Посылая королю «Музыкальное приношение», Бах приложил к нему письмо-посвящение, интересное уже самим своим стилем, смиренным и льстивым. С нынешней точки зрения это кажется смешным. Письмо это также дает некоторое представление о стиле Баховских извинений перед королем за свой «непрезентабельный» вид во время их первой встречи.[2]
ВСЕМИЛОСТИВЕЙШИЙ ГОСУДАРЬ,
В глубочайшем смирении я осмеливаюсь посвятить Вашему Величеству музыкальное приношение, наилучшая часть коего создана Августейшей рукой Вашего Величества. С благоговейным и счастливым трепетом я вспоминаю особую королевскую милость, когда, во время моего визита в Потсдам, Ваше Величество собственной персоной снизошли до того, чтобы сыграть на клавире тему для фуги, и тогда же всемилостивейше поручили мне развить эту тему в присутствии Вашего Августейшего Величества. Со смирением повиновался я тогда высочайшему повелению. Однако очень скоро я заметил, что за недостатком специальной подготовки я был не в состоянии выполнить это задание так, как того требовала сия превосходная тема Засим я решился и с готовностию посвятил себя работе над более полным развитием прекрасной Королевской темы с тем, чтобы сделать ее известной всему миру По мере своих сил я исполнил это решение, движимый желанием прославить, хотя бы в ничтожной степени, Монарха, чье величие и могущество, как в науках военных и мирных, так и в музыке, достойно восхищения и преклонения каждого. Осмелюсь смиренно просить Ваше Величество снизойти до принятия моего скромного труда и продолжить дарить Августейшую милость
Его покорнейшему и смиреннейшему слуге
АВТОРУ.
Лейпциг, 7 июля 1747
Спустя двадцать четыре года после смерти Баха (он умер в 1750 году) барон по имени Готфрид ван Свитен, кому, кстати, Форкель посвятил свою биографию Баха, а Бетховен — свою Первую симфонию, имел беседу с королем Фридрихом. Барон вспоминает об этом так:
Он (Фридрих) говорил со мной, среди прочего, о музыке и о великом органисте по имени Бах, проведшем некоторое время в Берлине. Речь шла о Вильгельме Фридемане Бахе Я сказал, что этот музыкант наделен талантом, по глубине понимания гармонии и по исполнительской мощи превосходящим все, о чем я слышал и что я могу себе вообразить; те же, кто знавал его отца, утверждают, что тот был еще более велик.

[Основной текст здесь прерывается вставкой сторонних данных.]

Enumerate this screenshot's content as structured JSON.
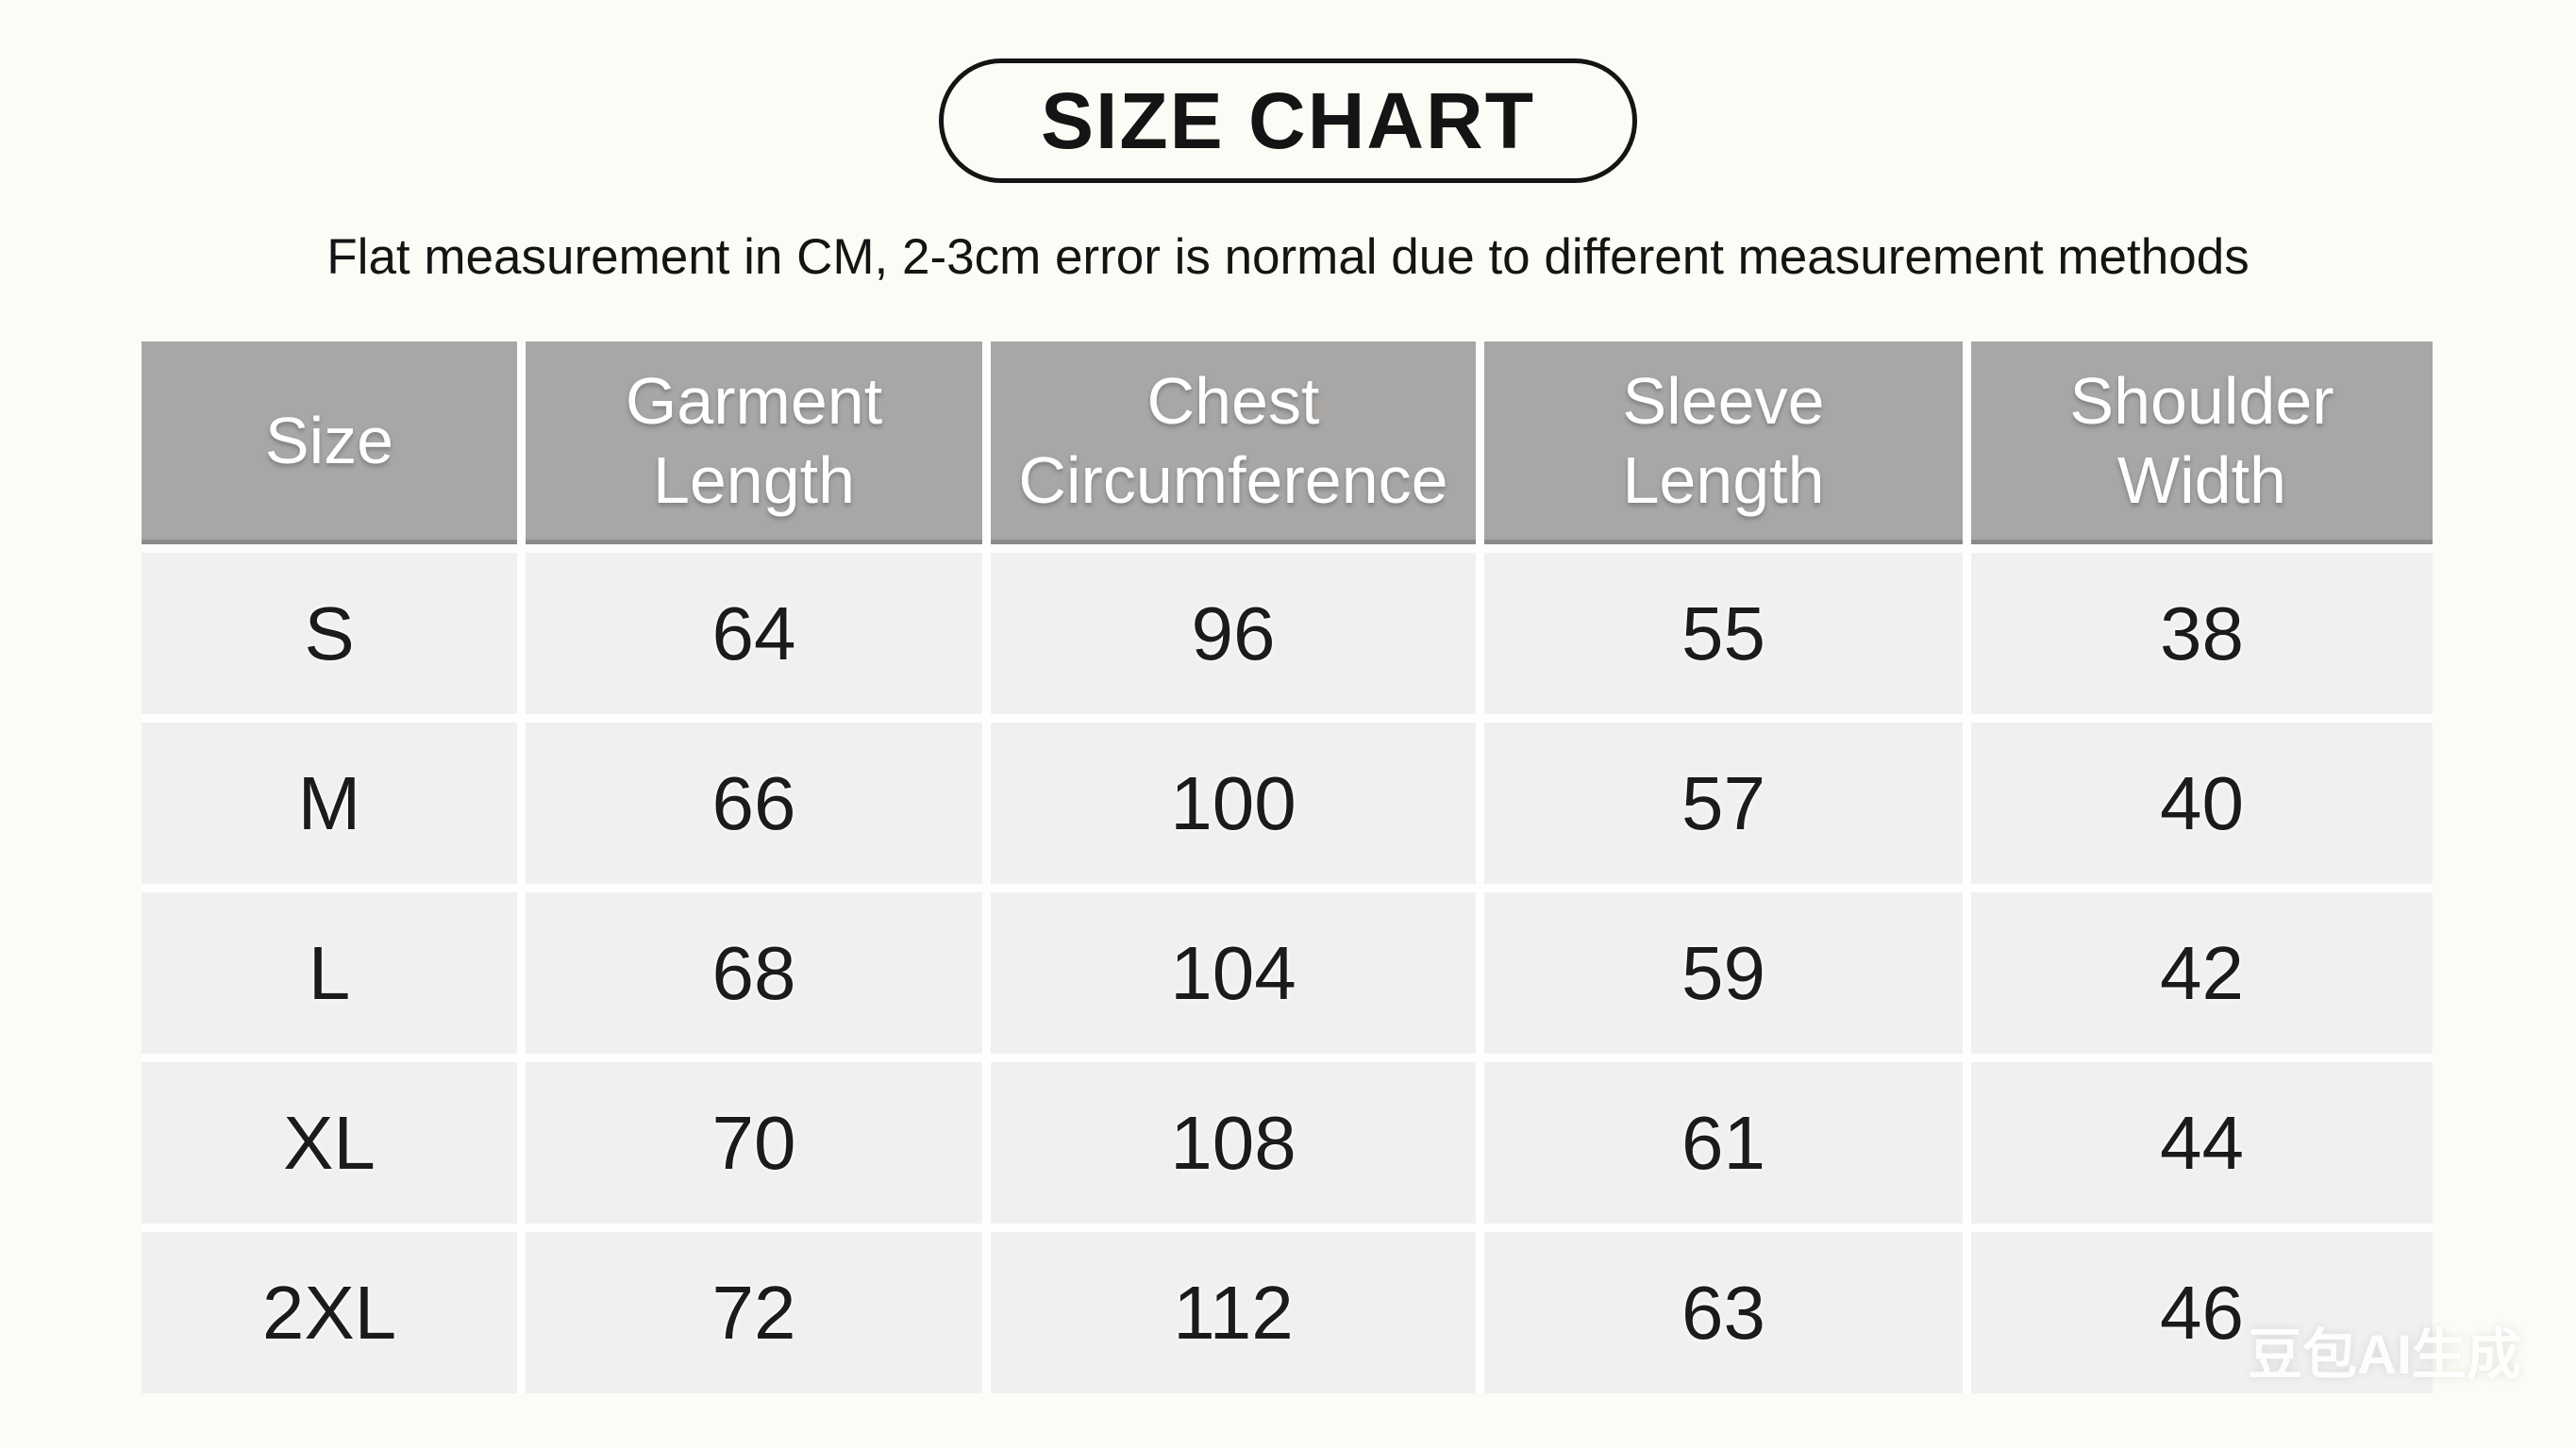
{
  "page": {
    "title": "SIZE CHART",
    "subtitle": "Flat measurement in CM, 2-3cm error is normal due to different measurement methods",
    "watermark": "豆包AI生成"
  },
  "chart_data": {
    "type": "table",
    "title": "SIZE CHART",
    "subtitle": "Flat measurement in CM, 2-3cm error is normal due to different measurement methods",
    "unit": "cm",
    "columns": [
      "Size",
      "Garment Length",
      "Chest Circumference",
      "Sleeve Length",
      "Shoulder Width"
    ],
    "rows": [
      [
        "S",
        64,
        96,
        55,
        38
      ],
      [
        "M",
        66,
        100,
        57,
        40
      ],
      [
        "L",
        68,
        104,
        59,
        42
      ],
      [
        "XL",
        70,
        108,
        61,
        44
      ],
      [
        "2XL",
        72,
        112,
        63,
        46
      ]
    ]
  },
  "colors": {
    "page_bg": "#fcfbf6",
    "header_bg": "#a8a7a5",
    "header_text": "#ffffff",
    "cell_bg": "#f1f0ee",
    "cell_text": "#1b1b1b",
    "pill_border": "#141414",
    "watermark_text": "#ffffff"
  }
}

Король согласился с этим мнением и в подтверждение спел мне хроматическую тему для фуги, которую он когда-то дал старому Баху; по его словам, Бах тогда же, не сходя с места, превратил эту тему в фугу, сначала для четырех, потом для пяти и, наконец, для восьми голосов.[3]
Сейчас уже невозможно сказать, кто украсил случившееся фантастическими подробностями — Фридрих Великий или барон Ван Свитен. Однако этот случай показывает, что уже в то время Бах стал легендарной личностью. Представление о том, насколько удивительна шестиголосная фуга, дает тот факт, что среди 48 прелюдий и фуг «Хорошо темперированного клавира» встречаются только две пятиголосные фуги. Шестиголосных фуг там нет. Импровизацию такой фуги можно, пожалуй, сравнить с сеансом одновременной игрой в шахматы вслепую на шестидесяти досках, где мастер побеждает во всех партиях! Импровизация же восьмиголосной фуги находится за пределами человеческих возможностей.
В рукописи, которую Бах послал Фридриху Великому, на странице, предшествующей нотам, была следующая надпись:
Рис. 4. Акростих Баха «РИЧЕРКАР».
(«По повелению Короля мелодия и дополнение разрешены каноническим искусством».) Здесь Бах играет со словом «канонический», обозначающим не только «при помощи канонов», но также «наилучшим образом». Начальные буквы этой надписи составляют итальянское слово
RICERCAR
(РИЧЕРКАР), означающее «искать», «исследовать». Действительно, «Музыкальное приношение» представляет собой достойный объект для исследования! Оно состоит из трехголосной и шестиголосной фуг, десяти канонов и триосонаты. Музыковеды считают, что трехголосная фуга, скорее всего, та самая, которую Бах симпровизировал для короля. Шестиголосная фуга — одна из самых сложных Баховских композиций; она основана, конечно же, на Королевской теме. Читатель найдет эту знаменитую тему на рис. 3. Она очень сложна, ритмически причудлива и полна хроматизмов (то есть звуков в другой тональности). Для среднего музыканта было бы нелегко написать даже приличную двухголосную фугу, основанную на такой теме.